Exkursion des WPU Deutsch (E-Phase) ins Deutsche Theater zu „Jugend ohne Gott

Passend zu unserer Unterrichtslektüre sahen wir uns am 20.11.25 im Deutschen Theater die Inszenierung des Romans „Jugend ohne Gott“ von Ödön von Horváth an. Der DS-Kurs aus der Q3 von Frau Modde begleitete uns.  
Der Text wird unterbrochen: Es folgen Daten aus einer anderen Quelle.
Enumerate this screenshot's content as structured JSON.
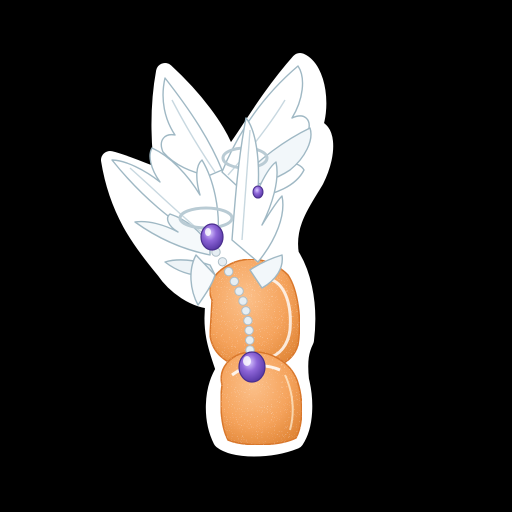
{
  "image": {
    "subject": "winged-boots-sticker",
    "background_color": "#000000",
    "sticker_border_color": "#ffffff",
    "colors": {
      "boot_main": "#f5a35c",
      "boot_shade": "#e98a3f",
      "boot_sparkle": "#fff1d6",
      "wing_fill": "#ffffff",
      "wing_shadow": "#dbe7ec",
      "wing_outline": "#9fb8c4",
      "pearl": "#e6eef3",
      "gem_main": "#8e66d8",
      "gem_dark": "#5a3aa8",
      "gem_light": "#d8c8ff"
    }
  }
}
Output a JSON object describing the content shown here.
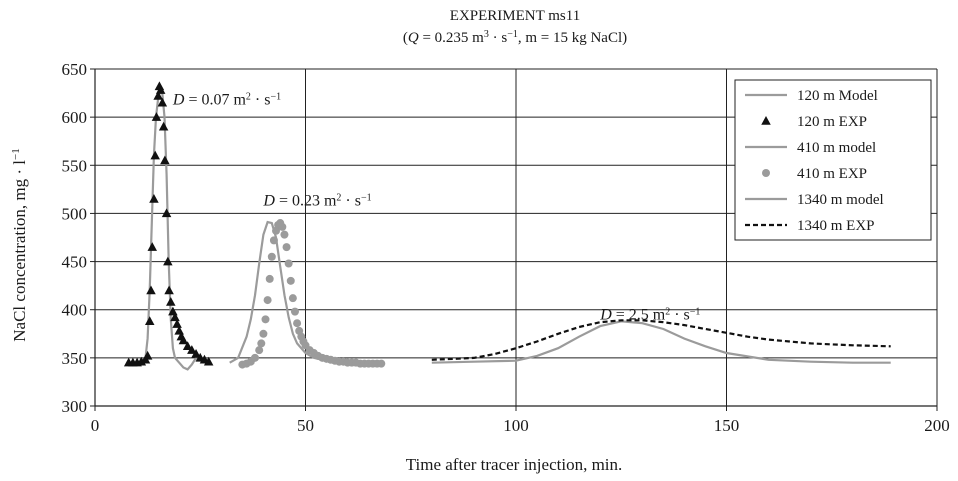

Der 1937 im Exil veröffentlichte Roman „Jugend ohne Gott“ thematisiert das Verhalten einer Schulklasse in der Zeit des Nationalsozialismus. Aus der Perspektive eines Lehrers wird erzählt, wie seine Klasse unter dem Einfluss der NS-Propaganda moralisch verroht und zusehends gewalttätiger wird. Der Lehrer distanziert sich im Verlauf des Romans immer deutlicher von dem rassistischen, menschenverachtenden Denken und Handeln seiner Schüler und riskiert damit seine eigene Existenz. Vereinzelte Schüler schließen sich ihm in einer Widerstandsgruppe an. Der Roman ist ein lesenswertes Zeitzeugnis, was die erschreckenden Auswirkungen der NS-Propaganda auf die Jugend aufzeigt und zugleich Beispiele für verantwortungsvollen, mutigen Widerstand präsentiert. 

Die moderne Inszenierung von „Jugend ohne Gott“ des DT jung* unter der Regie von Emel Aydoğdu problematisiert ebenfalls die Auswirkungen der NS-Propaganda auf das Denken und Handeln der damaligen Jugend, indem die Schauspieler*innen chorisch ihre Texte vortrugen und über die Bühne im Gleichschritt marschierten.  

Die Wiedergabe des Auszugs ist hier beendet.